Um dia, uma moça no albor dos seus dezoito, soube dessa história por uma amiga de trabalho. Extremamente curiosa, decidiu que na próxima folga visitaria esse prédio e a tal senhora ‘meio tantã’ ou completamente ‘maluca.’ Não deu outra. Na folga, Dheylla, se pôs a caminho. Centro de São Paulo, pegou um Uber até onde morava a tal dona Berenice. Em lá chegando, seus olhos enormes e lunáticos, não conseguiram resistir por mais tempo. A tentação de explorar os tais vidros a empurrava para uma aventura. Ao chegar no local indicado pela amiga, tocou a campainha na casa da tal senhora. Assim que a porta lhe fora aberta, ela depois dos cumprimentos, se pôs a examinar os tais vidros. Cada um deles continha uma etiqueta escrita à mão em letras meio destoadas de uma caligrafia perfeita.
Se deparou com vários tipos de medos. Havia o ‘medo de ficar velha
e morrer sozinha;’ o ‘medo de vir à óbito vítima de bala perdida;’ o medo de
altura;’ o ‘medo de não ser feliz;’ de ser ‘pobre a vida toda;’ enfim, a
quantidade de poltronaria se fazia imensa. Cada tremelique estava coberto por
líquidos de cores variadas. A certa altura, suas pernas fremiram só de olhar
para cima.

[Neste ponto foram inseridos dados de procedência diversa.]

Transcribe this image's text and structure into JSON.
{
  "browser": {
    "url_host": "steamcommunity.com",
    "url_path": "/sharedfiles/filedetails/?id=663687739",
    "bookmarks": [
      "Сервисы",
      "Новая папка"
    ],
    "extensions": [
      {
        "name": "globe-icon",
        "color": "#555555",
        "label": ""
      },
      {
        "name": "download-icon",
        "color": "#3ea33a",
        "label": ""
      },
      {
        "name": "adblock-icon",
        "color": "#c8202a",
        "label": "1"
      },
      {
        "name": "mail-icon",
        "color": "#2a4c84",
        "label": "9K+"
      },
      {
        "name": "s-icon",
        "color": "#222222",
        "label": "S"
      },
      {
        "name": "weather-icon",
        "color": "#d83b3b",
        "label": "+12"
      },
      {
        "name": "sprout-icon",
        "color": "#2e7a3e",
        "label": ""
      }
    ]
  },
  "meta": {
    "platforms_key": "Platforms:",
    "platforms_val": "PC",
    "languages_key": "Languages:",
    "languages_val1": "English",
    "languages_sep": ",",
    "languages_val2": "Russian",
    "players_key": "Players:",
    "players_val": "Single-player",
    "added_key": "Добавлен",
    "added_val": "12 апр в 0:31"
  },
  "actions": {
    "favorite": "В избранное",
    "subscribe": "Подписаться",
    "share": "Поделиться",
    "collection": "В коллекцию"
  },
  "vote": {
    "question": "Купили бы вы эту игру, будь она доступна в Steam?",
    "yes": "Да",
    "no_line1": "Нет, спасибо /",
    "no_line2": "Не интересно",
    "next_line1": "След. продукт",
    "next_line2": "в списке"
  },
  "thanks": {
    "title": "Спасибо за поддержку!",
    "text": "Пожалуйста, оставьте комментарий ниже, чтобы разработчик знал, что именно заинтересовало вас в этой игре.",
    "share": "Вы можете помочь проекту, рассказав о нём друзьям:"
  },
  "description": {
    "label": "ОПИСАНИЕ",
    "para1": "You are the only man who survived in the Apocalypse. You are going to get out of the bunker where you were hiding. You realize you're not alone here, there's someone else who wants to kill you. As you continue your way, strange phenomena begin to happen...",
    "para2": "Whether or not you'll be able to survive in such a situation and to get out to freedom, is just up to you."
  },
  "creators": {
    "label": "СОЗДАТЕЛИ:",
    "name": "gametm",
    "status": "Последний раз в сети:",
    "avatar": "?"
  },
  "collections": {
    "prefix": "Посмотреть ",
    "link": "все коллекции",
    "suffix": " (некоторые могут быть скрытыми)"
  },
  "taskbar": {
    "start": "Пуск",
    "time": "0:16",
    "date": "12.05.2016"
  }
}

Na sequência, o ‘medo do escuro.’ Esse ficava em um frasco todo preto, com pequenas
estrelas brilhantes flutuando. E o ‘medo de amar,’ se condensava num
líquido vermelho. Lembrava um coração partido totalmente em pranto. Dheylla
perguntou à dona Berenice sobre o propósito desses vidros. Ele sorriu revelando
alguns dentes faltosos e uma fisionomia desfalecida num rosto cheio de rugas em
estado quase terminal:
– O medo, minha filha, é uma parte essencial da nossa vida. Ele nos
protege, nos alerta, nos direciona, nos mostra os dias vindouros, e também nos
leva à loucura. Tanto pode nos aprisionar, como nos libertar de nossas piores
preocupações. Às vezes precisamos enfrentá-lo de peito aberto, de coração em
frangalhos, de olhar marejado de lágrimas. Por derradeiro, às vezes basta
olharmos para dentro desses vidros e entender o que, de fato, nos arrebata o
ar, nos deixa sem fôlego e nos aflige o espírito.’ Dheylla escolheu um vidro aleatoriamente e
apontou o dedo em riste. Esse recipiente se fazia como os demais. Pequeno, como
o que usamos em nossa cozinha para acondicionarmos mantimentos fechados a tampa
de bambu.
Extremamente limpo, se podia ver através dele, uma substância como água
misturada a borra de café. Uma etiqueta sinalizava ‘medo do desconhecido.’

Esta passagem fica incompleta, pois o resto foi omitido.